Now you need to create a CABasicAnimation to animate the lineDashPhase property. Annoyingly, the lineDashPattern – the part that describes the way the dashed are drawn – is actually an array of NSNumber so we need to boil it down to an integer with code like this:

layer.lineDashPattern?.reduce(0) { $0 - $1.intValue } ?? 0

With the line dash pattern used above – 8, 6 – that will result in toValue being set to 14.
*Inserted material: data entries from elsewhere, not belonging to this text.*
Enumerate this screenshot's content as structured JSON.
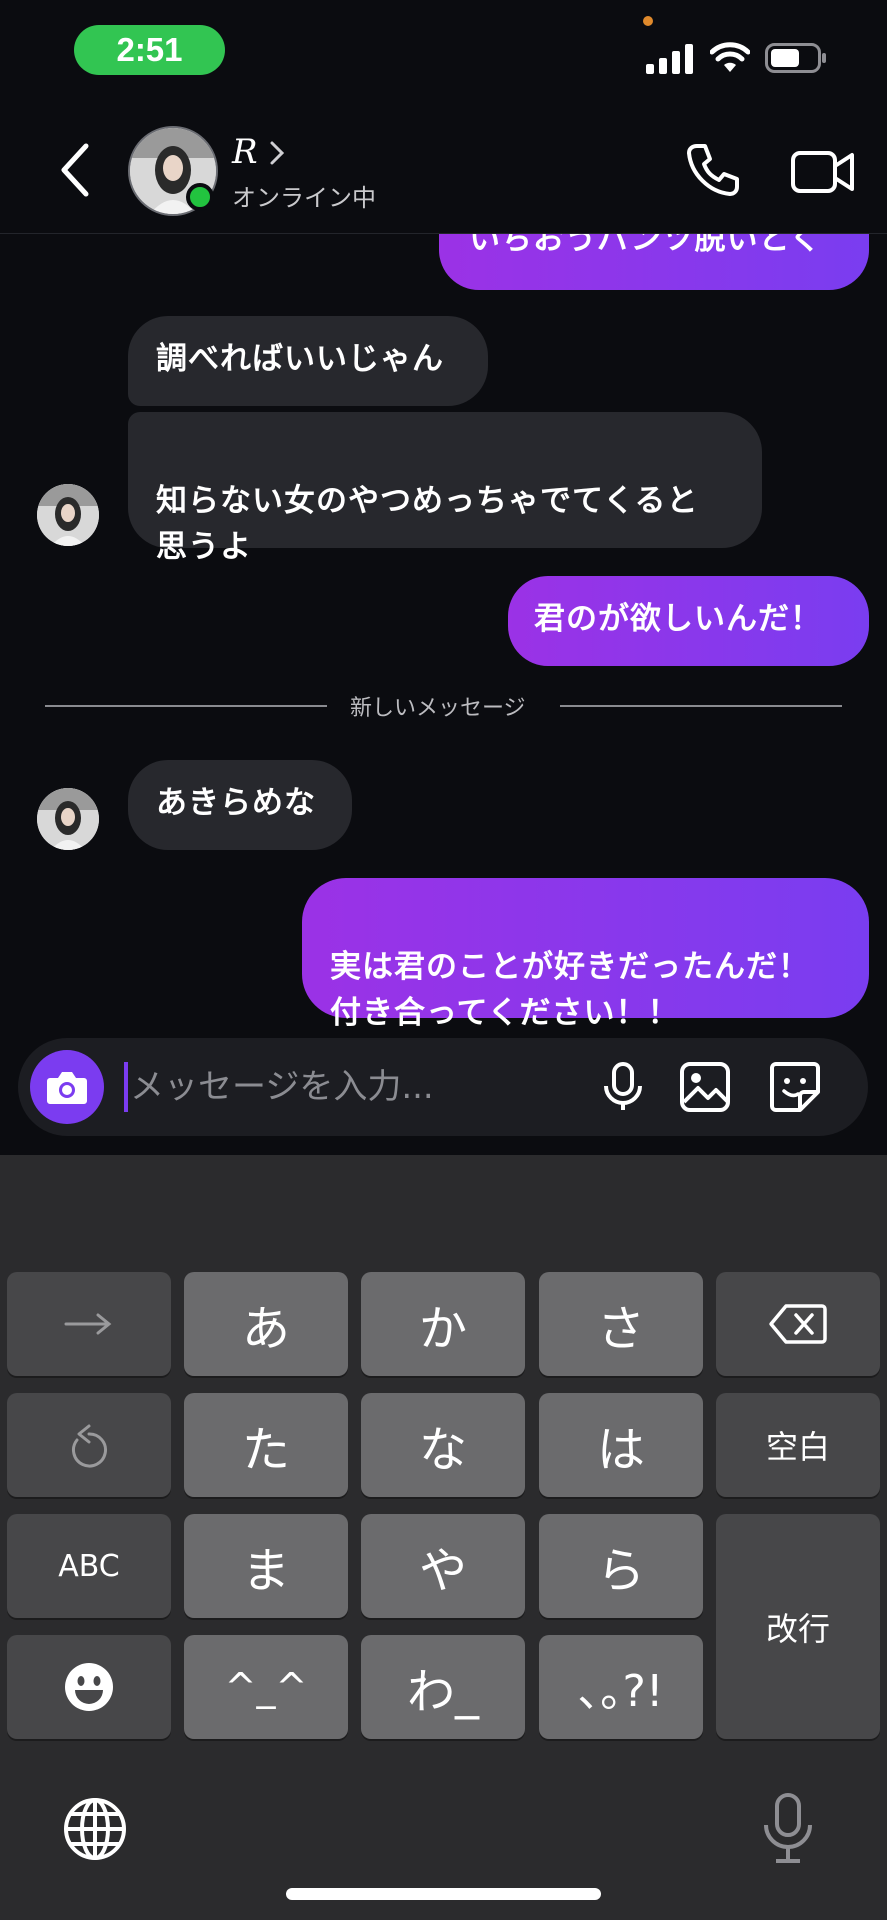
{
  "status_bar": {
    "time": "2:51"
  },
  "header": {
    "contact_name": "R",
    "contact_status": "オンライン中"
  },
  "messages": [
    {
      "side": "outgoing",
      "text": "いちおうパンツ脱いとく"
    },
    {
      "side": "incoming",
      "text": "調べればいいじゃん"
    },
    {
      "side": "incoming",
      "text": "知らない女のやつめっちゃでてくると\n思うよ"
    },
    {
      "side": "outgoing",
      "text": "君のが欲しいんだ！"
    },
    {
      "side": "incoming",
      "text": "あきらめな"
    },
    {
      "side": "outgoing",
      "text": "実は君のことが好きだったんだ！\n付き合ってください！！"
    }
  ],
  "divider_label": "新しいメッセージ",
  "input": {
    "placeholder": "メッセージを入力..."
  },
  "keyboard": {
    "row1": [
      "あ",
      "か",
      "さ"
    ],
    "row2": [
      "た",
      "な",
      "は"
    ],
    "row3": [
      "ま",
      "や",
      "ら"
    ],
    "row4": [
      "^_^",
      "わ_",
      "､｡?!"
    ],
    "space": "空白",
    "abc": "ABC",
    "return": "改行"
  },
  "colors": {
    "accent": "#7b3cf0",
    "online": "#22c33f",
    "time_pill": "#32c552"
  }
}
Here’s the animation you need to give the above shape layer a marching ants effect:

let animation = CABasicAnimation(keyPath: "lineDashPhase")
animation.fromValue = 0
animation.toValue = layer.lineDashPattern?.reduce(0) { $0 - $1.intValue } ?? 0
animation.duration = 1
animation.repeatCount = .infinity
layer.add(animation, forKey: "line")

I used .infinity for the repeat count so that it lasts forever.